Stabilization clauses: important ruling from the Supreme Court

On April 20, 2010, the Argentine Supreme Court of Justice (with the affirmative votes of Elena I. Highton de Nolasco, Enrique Santiago Petracch , Juan Carlos Maqueda and E. Raúl Zaffaroni), in the case “Massolo, Alberto José vs. Transporte del Tejar S.A”, revoked the ruling of the Civil Court of Appeals. This Court of Appeals held that section of the Law of Economic Emergency (which modified the Law of Convertibility) that bans the use of monetary actualization clauses, whether the debtor was in default or not, was unconstitutional.
The conflict between the parties arose from a payment agreement executed on October 6, 2001, in which it was provided that a debt set in Argentine pesos due to a judicial decision would be paid to the creditor in fifteen equal and consecutive instalments. The agreement set forth that “in the event the Law of Convertibility were annulled, and the parity between the peso and the dollar should cease to exist, the parties agreed that each of the instalments would be paid in Argentine pesos, in the amount necessary to acquire the amount equivalent to each of the instalments, to be calculated according to the value of the dollar established by the Banco Nación at the closing of the day in which the immediately prior instalment was due”. After several of the instalments were paid, in March 2002, plaintiff requested that the payment be calculated according to the adjustment clause, and argued that the law that forbade the application of indexing clauses was unconstitutional.
After having confirmed the validity and application of the prohibition of indexing clauses in the case, the Supreme Court decided that the mechanism of adjustment agreed among the parties had the unmistakable intention of indexing the obligations that were still pending payment, as it interpreted that its purpose was to stabilize the value of the obligations linking it with the value of a foreign currency.

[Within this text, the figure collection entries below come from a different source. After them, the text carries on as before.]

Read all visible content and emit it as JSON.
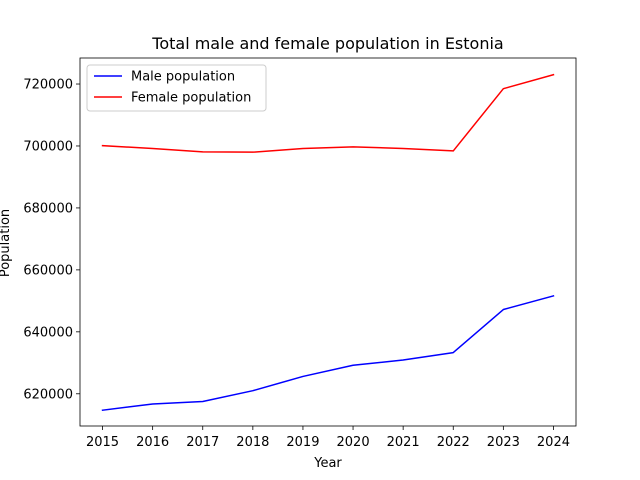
{
  "chart_data": {
    "type": "line",
    "title": "Total male and female population in Estonia",
    "xlabel": "Year",
    "ylabel": "Population",
    "x": [
      2015,
      2016,
      2017,
      2018,
      2019,
      2020,
      2021,
      2022,
      2023,
      2024
    ],
    "xlim": [
      2014.55,
      2024.45
    ],
    "ylim": [
      609600,
      728400
    ],
    "yticks": [
      620000,
      640000,
      660000,
      680000,
      700000,
      720000
    ],
    "grid": false,
    "legend_position": "upper-left",
    "series": [
      {
        "name": "Male population",
        "color": "#0000ff",
        "values": [
          614700,
          616700,
          617500,
          621000,
          625600,
          629200,
          630900,
          633300,
          647200,
          651600
        ]
      },
      {
        "name": "Female population",
        "color": "#ff0000",
        "values": [
          700100,
          699200,
          698100,
          698000,
          699200,
          699700,
          699200,
          698400,
          718500,
          723000
        ]
      }
    ]
  }
}
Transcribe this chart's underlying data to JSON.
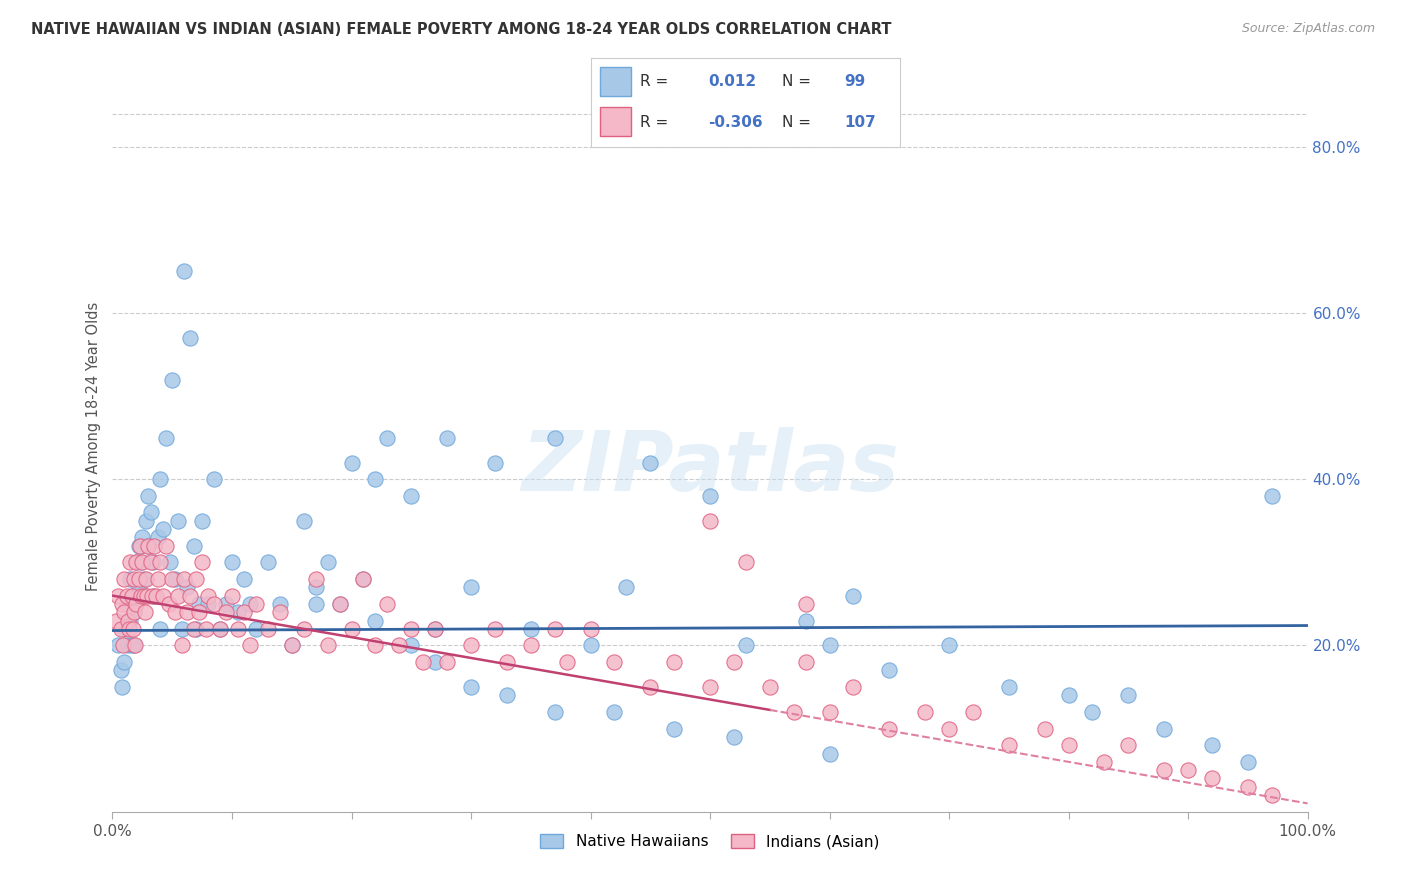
{
  "title": "NATIVE HAWAIIAN VS INDIAN (ASIAN) FEMALE POVERTY AMONG 18-24 YEAR OLDS CORRELATION CHART",
  "source": "Source: ZipAtlas.com",
  "ylabel": "Female Poverty Among 18-24 Year Olds",
  "xlim": [
    0,
    1.0
  ],
  "ylim": [
    0,
    0.88
  ],
  "right_yticks": [
    0.2,
    0.4,
    0.6,
    0.8
  ],
  "right_yticklabels": [
    "20.0%",
    "40.0%",
    "60.0%",
    "80.0%"
  ],
  "xticklabels_show": [
    "0.0%",
    "100.0%"
  ],
  "xticklabels_pos": [
    0.0,
    1.0
  ],
  "blue_marker_fill": "#a8c8e8",
  "blue_marker_edge": "#6fa8dc",
  "pink_marker_fill": "#f4b8c8",
  "pink_marker_edge": "#e06080",
  "trend_blue_color": "#3464a0",
  "trend_pink_solid_color": "#c04070",
  "trend_pink_dash_color": "#e080a0",
  "watermark": "ZIPatlas",
  "legend_label1": "Native Hawaiians",
  "legend_label2": "Indians (Asian)",
  "legend_R1": "0.012",
  "legend_N1": "99",
  "legend_R2": "-0.306",
  "legend_N2": "107",
  "grid_color": "#cccccc",
  "blue_x": [
    0.005,
    0.007,
    0.008,
    0.01,
    0.01,
    0.012,
    0.013,
    0.015,
    0.015,
    0.016,
    0.017,
    0.018,
    0.018,
    0.02,
    0.02,
    0.022,
    0.022,
    0.024,
    0.025,
    0.026,
    0.028,
    0.03,
    0.03,
    0.032,
    0.034,
    0.035,
    0.038,
    0.04,
    0.04,
    0.042,
    0.045,
    0.048,
    0.05,
    0.052,
    0.055,
    0.058,
    0.06,
    0.062,
    0.065,
    0.068,
    0.07,
    0.072,
    0.075,
    0.08,
    0.085,
    0.09,
    0.095,
    0.1,
    0.105,
    0.11,
    0.115,
    0.12,
    0.13,
    0.14,
    0.15,
    0.16,
    0.17,
    0.18,
    0.19,
    0.2,
    0.21,
    0.22,
    0.23,
    0.25,
    0.27,
    0.28,
    0.3,
    0.32,
    0.35,
    0.37,
    0.4,
    0.43,
    0.45,
    0.5,
    0.53,
    0.58,
    0.6,
    0.62,
    0.65,
    0.7,
    0.75,
    0.8,
    0.82,
    0.85,
    0.88,
    0.92,
    0.95,
    0.97,
    0.17,
    0.22,
    0.25,
    0.27,
    0.3,
    0.33,
    0.37,
    0.42,
    0.47,
    0.52,
    0.6
  ],
  "blue_y": [
    0.2,
    0.17,
    0.15,
    0.22,
    0.18,
    0.25,
    0.2,
    0.28,
    0.23,
    0.2,
    0.26,
    0.24,
    0.2,
    0.3,
    0.26,
    0.32,
    0.27,
    0.3,
    0.33,
    0.28,
    0.35,
    0.38,
    0.32,
    0.36,
    0.3,
    0.26,
    0.33,
    0.4,
    0.22,
    0.34,
    0.45,
    0.3,
    0.52,
    0.28,
    0.35,
    0.22,
    0.65,
    0.27,
    0.57,
    0.32,
    0.22,
    0.25,
    0.35,
    0.25,
    0.4,
    0.22,
    0.25,
    0.3,
    0.24,
    0.28,
    0.25,
    0.22,
    0.3,
    0.25,
    0.2,
    0.35,
    0.25,
    0.3,
    0.25,
    0.42,
    0.28,
    0.4,
    0.45,
    0.38,
    0.22,
    0.45,
    0.27,
    0.42,
    0.22,
    0.45,
    0.2,
    0.27,
    0.42,
    0.38,
    0.2,
    0.23,
    0.2,
    0.26,
    0.17,
    0.2,
    0.15,
    0.14,
    0.12,
    0.14,
    0.1,
    0.08,
    0.06,
    0.38,
    0.27,
    0.23,
    0.2,
    0.18,
    0.15,
    0.14,
    0.12,
    0.12,
    0.1,
    0.09,
    0.07
  ],
  "pink_x": [
    0.003,
    0.005,
    0.007,
    0.008,
    0.009,
    0.01,
    0.01,
    0.012,
    0.013,
    0.014,
    0.015,
    0.016,
    0.017,
    0.018,
    0.018,
    0.019,
    0.02,
    0.02,
    0.022,
    0.023,
    0.024,
    0.025,
    0.026,
    0.027,
    0.028,
    0.029,
    0.03,
    0.032,
    0.033,
    0.035,
    0.036,
    0.038,
    0.04,
    0.042,
    0.045,
    0.047,
    0.05,
    0.052,
    0.055,
    0.058,
    0.06,
    0.062,
    0.065,
    0.068,
    0.07,
    0.072,
    0.075,
    0.078,
    0.08,
    0.085,
    0.09,
    0.095,
    0.1,
    0.105,
    0.11,
    0.115,
    0.12,
    0.13,
    0.14,
    0.15,
    0.16,
    0.17,
    0.18,
    0.19,
    0.2,
    0.21,
    0.22,
    0.23,
    0.24,
    0.25,
    0.26,
    0.27,
    0.28,
    0.3,
    0.32,
    0.33,
    0.35,
    0.37,
    0.38,
    0.4,
    0.42,
    0.45,
    0.47,
    0.5,
    0.52,
    0.55,
    0.57,
    0.58,
    0.6,
    0.62,
    0.65,
    0.68,
    0.7,
    0.72,
    0.75,
    0.78,
    0.8,
    0.83,
    0.85,
    0.88,
    0.9,
    0.92,
    0.95,
    0.97,
    0.5,
    0.53,
    0.58
  ],
  "pink_y": [
    0.23,
    0.26,
    0.22,
    0.25,
    0.2,
    0.28,
    0.24,
    0.26,
    0.23,
    0.22,
    0.3,
    0.26,
    0.22,
    0.28,
    0.24,
    0.2,
    0.3,
    0.25,
    0.28,
    0.32,
    0.26,
    0.3,
    0.26,
    0.24,
    0.28,
    0.26,
    0.32,
    0.3,
    0.26,
    0.32,
    0.26,
    0.28,
    0.3,
    0.26,
    0.32,
    0.25,
    0.28,
    0.24,
    0.26,
    0.2,
    0.28,
    0.24,
    0.26,
    0.22,
    0.28,
    0.24,
    0.3,
    0.22,
    0.26,
    0.25,
    0.22,
    0.24,
    0.26,
    0.22,
    0.24,
    0.2,
    0.25,
    0.22,
    0.24,
    0.2,
    0.22,
    0.28,
    0.2,
    0.25,
    0.22,
    0.28,
    0.2,
    0.25,
    0.2,
    0.22,
    0.18,
    0.22,
    0.18,
    0.2,
    0.22,
    0.18,
    0.2,
    0.22,
    0.18,
    0.22,
    0.18,
    0.15,
    0.18,
    0.15,
    0.18,
    0.15,
    0.12,
    0.18,
    0.12,
    0.15,
    0.1,
    0.12,
    0.1,
    0.12,
    0.08,
    0.1,
    0.08,
    0.06,
    0.08,
    0.05,
    0.05,
    0.04,
    0.03,
    0.02,
    0.35,
    0.3,
    0.25
  ]
}
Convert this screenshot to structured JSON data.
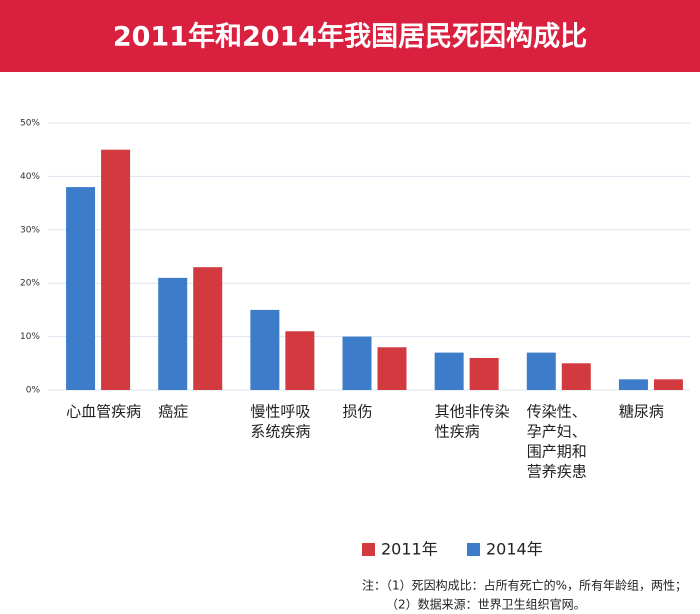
{
  "chart_data": {
    "type": "bar",
    "title": "2011年和2014年我国居民死因构成比",
    "categories": [
      [
        "心血管疾病"
      ],
      [
        "癌症"
      ],
      [
        "慢性呼吸",
        "系统疾病"
      ],
      [
        "损伤"
      ],
      [
        "其他非传染",
        "性疾病"
      ],
      [
        "传染性、",
        "孕产妇、",
        "围产期和",
        "营养疾患"
      ],
      [
        "糖尿病"
      ]
    ],
    "series": [
      {
        "name": "2011年",
        "color": "#d23a3f",
        "values": [
          45,
          23,
          11,
          8,
          6,
          5,
          2
        ]
      },
      {
        "name": "2014年",
        "color": "#3d7cc9",
        "values": [
          38,
          21,
          15,
          10,
          7,
          7,
          2
        ]
      }
    ],
    "ylim": [
      0,
      50
    ],
    "yticks": [
      {
        "value": 0,
        "label": "0%"
      },
      {
        "value": 10,
        "label": "10%"
      },
      {
        "value": 20,
        "label": "20%"
      },
      {
        "value": 30,
        "label": "30%"
      },
      {
        "value": 40,
        "label": "40%"
      },
      {
        "value": 50,
        "label": "50%"
      }
    ],
    "grid": true,
    "notes": [
      "注：（1）死因构成比：占所有死亡的%，所有年龄组，两性；",
      "（2）数据来源：世界卫生组织官网。"
    ]
  }
}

While analysing if the prohibition of indexing clauses was constitutional, the Court held that any advantage, disadvantage or error in the prohibition of indexing clauses went beyond the scope of constitutional control, given that the appropriateness of the judgment chosen by the Congress is not subject to judicial revision, since deciding the value that the currency will have is one of the powers granted to the Congress by the Constitution. The Court also said that the value of the currency legally enforceable throughout the territory is grounded on the authority of the State that created it, and, therefore, the durability of that value, as long as it is not altered by the State itself, cannot be subject to private agreements between the parties. The Court also held that the validity and application of stabilisation clauses would have the effect of disregarding the anti-inflationary purpose set by federal laws which aim to prevent the rising of prices related to each sector of the economy, as it immediately reflects on the general index used as a reference to readjust the prices and salaries of each sector contributes to accelerate the generalized rises in prices and gives rise to a lack of confidence in the national currency.
In previous rulings, the Court had upheld that the prohibition of indexing clauses set forth by the Law of Convertibility was constitutional, while the parity between the Argentine peso and the dollar existed. The innovation on this ruling is that it confirms that the prohibition set forth by the Law of Economic Emergency is constitutional in respect to all debts to be paid in a scenario where exchange parity does not exist.
This insight is a brief comment on legal news in Argentina; it does not purport to be an exhaustive analysis or to provide legal advice.